ロンメルの勢いに、イギリス本国でもこのままエジプトを失うのではないかという懸念が広まっていた[61]。ヨーロッパではトブルク、極東ではシンガポールで惨敗したチャーチルの政治的立場はこれまででもっとも厳しいものとなっており、チャーチルの戦争指導に対しての不信任動議が議会に提出されたほどであった。動議は反対多数で否決されたものの[62]、チャーチルが軍事的に何の成功もしていないことには変わりはなく、マルサ・マトルーフからエル・アラメインに撤退したオーキンレックに対して以下の督励電文を打電した[63]。全ての陣地を勝利の陣地となし、全ての塹壕を最後の塹壕とせよ。
撤退は不要であり安全を願う祈りも不要である。
どのような代償を払おうとも、エジプトは守り抜くべきである。 ? ウィンストン・チャーチル

マルサ・マトルーフを奪取したロンメルは、イギリス軍が防備を固める前に撃破するため、休む間もなく6月29日にはエル・アラメインに向かって軍に前進を命じた。長いアフリカ装甲軍車列の前方には、イギリス軍から鹵獲したAEC装甲指揮車(ドイツ軍呼称「マンモス」)に搭乗したロンメルの姿があった。またその車列も戦車以外の輸送車の殆どがイギリス製であり、兵士が持っている小火器も食べている食料も、はたまた着ている軍服ですらイギリス軍からの鹵獲品であった。アフリカ装甲軍は戦争の初めから敵からの鹵獲品を頼りにしている寄生虫のような軍であった[64]。そもそもロンメルのドイツアフリカ軍団はヒトラーから明らかに依怙贔屓されており、同程度の規模と重要性を持つ他のドイツ軍団よりも、比較にならないほど多くのトラックなどの輸送手段を与えられ、補給も潤沢であった。にも関わらず、ロンメルはヒトラーの方針を逸脱して戦線を拡大した結果、補給路が長くなりすぎていた。物資はあっても前線まではなかなか届けることができず、また、制空権を奪いつつあったイギリス空軍の執拗な補給路への空爆で恒常的な補給不足に陥っていた[65]

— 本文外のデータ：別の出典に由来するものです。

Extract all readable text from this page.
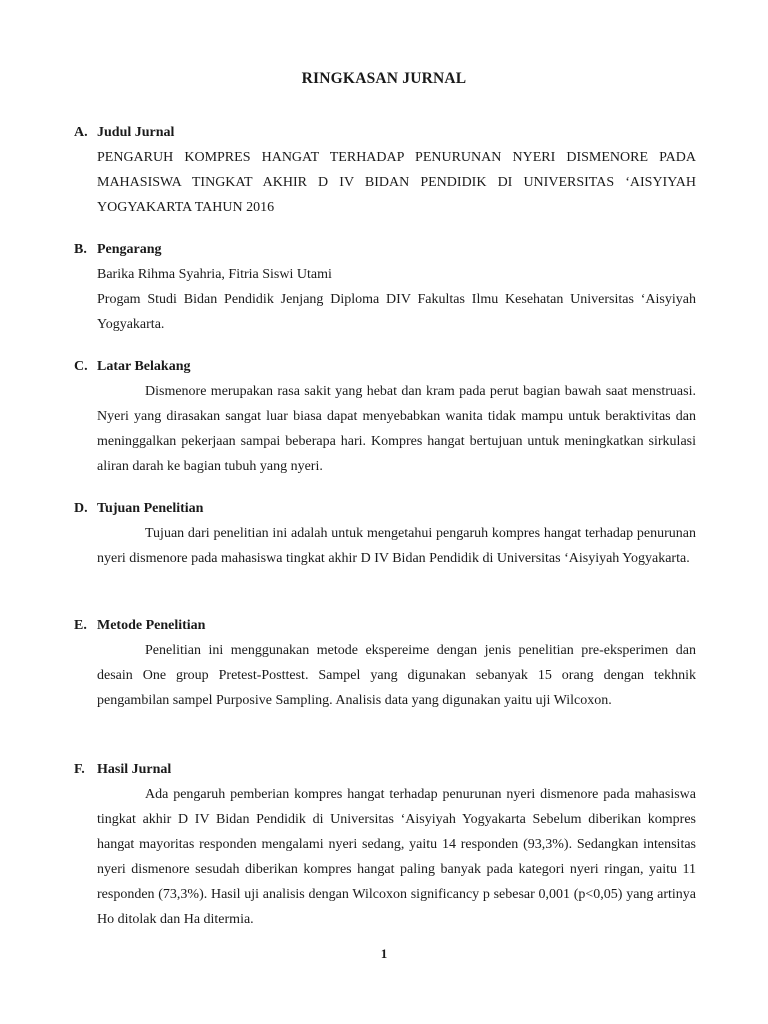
RINGKASAN JURNAL
A. Judul Jurnal

PENGARUH KOMPRES HANGAT TERHADAP PENURUNAN NYERI DISMENORE PADA MAHASISWA TINGKAT AKHIR D IV BIDAN PENDIDIK DI UNIVERSITAS ‘AISYIYAH YOGYAKARTA TAHUN 2016

B. Pengarang

Barika Rihma Syahria, Fitria Siswi Utami

Progam Studi Bidan Pendidik Jenjang Diploma DIV Fakultas Ilmu Kesehatan Universitas ‘Aisyiyah Yogyakarta.

C. Latar Belakang

Dismenore merupakan rasa sakit yang hebat dan kram pada perut bagian bawah saat menstruasi. Nyeri yang dirasakan sangat luar biasa dapat menyebabkan wanita tidak mampu untuk beraktivitas dan meninggalkan pekerjaan sampai beberapa hari. Kompres hangat bertujuan untuk meningkatkan sirkulasi aliran darah ke bagian tubuh yang nyeri.

D. Tujuan Penelitian

Tujuan dari penelitian ini adalah untuk mengetahui pengaruh kompres hangat terhadap penurunan nyeri dismenore pada mahasiswa tingkat akhir D IV Bidan Pendidik di Universitas ‘Aisyiyah Yogyakarta.

E. Metode Penelitian

Penelitian ini menggunakan metode ekspereime dengan jenis penelitian pre-eksperimen dan desain One group Pretest-Posttest. Sampel yang digunakan sebanyak 15 orang dengan tekhnik pengambilan sampel Purposive Sampling. Analisis data yang digunakan yaitu uji Wilcoxon.

F. Hasil Jurnal

Ada pengaruh pemberian kompres hangat terhadap penurunan nyeri dismenore pada mahasiswa tingkat akhir D IV Bidan Pendidik di Universitas ‘Aisyiyah Yogyakarta Sebelum diberikan kompres hangat mayoritas responden mengalami nyeri sedang, yaitu 14 responden (93,3%). Sedangkan intensitas nyeri dismenore sesudah diberikan kompres hangat paling banyak pada kategori nyeri ringan, yaitu 11 responden (73,3%). Hasil uji analisis dengan Wilcoxon significancy p sebesar 0,001 (p<0,05) yang artinya Ho ditolak dan Ha ditermia.

1
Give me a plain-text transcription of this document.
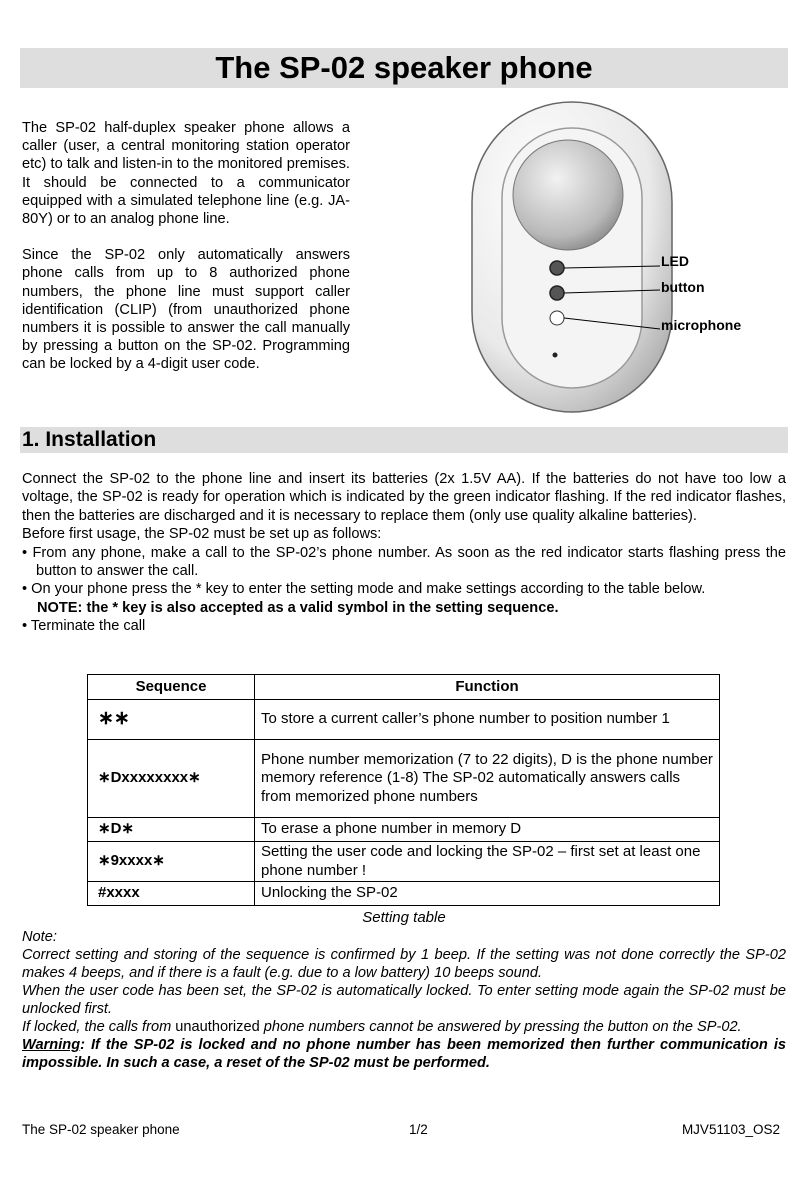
The SP-02 speaker phone

The SP-02 half-duplex speaker phone allows a caller (user, a central monitoring station operator etc) to talk and listen-in to the monitored premises. It should be connected to a communicator equipped with a simulated telephone line (e.g. JA-80Y) or to an analog phone line.

Since the SP-02 only automatically answers phone calls from up to 8 authorized phone numbers, the phone line must support caller identification (CLIP) (from unauthorized phone numbers it is possible to answer the call manually by pressing a button on the SP-02. Programming can be locked by a 4-digit user code.

LED
button
microphone
1. Installation

Connect the SP-02 to the phone line and insert its batteries (2x 1.5V AA). If the batteries do not have too low a voltage, the SP-02 is ready for operation which is indicated by the green indicator flashing. If the red indicator flashes, then the batteries are discharged and it is necessary to replace them (only use quality alkaline batteries).

Before first usage, the SP-02 must be set up as follows:

• From any phone, make a call to the SP-02’s phone number. As soon as the red indicator starts flashing press the button to answer the call.

• On your phone press the * key to enter the setting mode and make settings according to the table below.

NOTE: the * key is also accepted as a valid symbol in the setting sequence.

• Terminate the call

Sequence	Function
∗∗	To store a current caller’s phone number to position number 1
∗Dxxxxxxxx∗	Phone number memorization (7 to 22 digits), D is the phone number memory reference (1-8) The SP-02 automatically answers calls from memorized phone numbers
∗D∗	To erase a phone number in memory D
∗9xxxx∗	Setting the user code and locking the SP-02 – first set at least one phone number !
#xxxx	Unlocking the SP-02
Setting table

Note:

Correct setting and storing of the sequence is confirmed by 1 beep. If the setting was not done correctly the SP-02 makes 4 beeps, and if there is a fault (e.g. due to a low battery) 10 beeps sound.

When the user code has been set, the SP-02 is automatically locked. To enter setting mode again the SP-02 must be unlocked first.

If locked, the calls from unauthorized phone numbers cannot be answered by pressing the button on the SP-02.

Warning: If the SP-02 is locked and no phone number has been memorized then further communication is impossible. In such a case, a reset of the SP-02 must be performed.

The SP-02 speaker phone	1/2	MJV51103_OS2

ロンメルは車上から軍に向けて「アレキサンドリアに入るまでは絶対に停止するなと」命じたが、イギリス軍の抵抗は殆どなく、29日中にはアレキサンドリアまで100kmの地点に達した[66]
守りを固めるイギリス軍砂漠でドイツ軍を待ち構えるイギリス兵

マルサ・マトルーフから撤退したオーキンレックであったが、補給拠点アレクサンドリアからわずか90kmと補給線が短くなったことで、大量の補給物資や補充戦力で強力なエル・アラメイン防衛線を構築していた。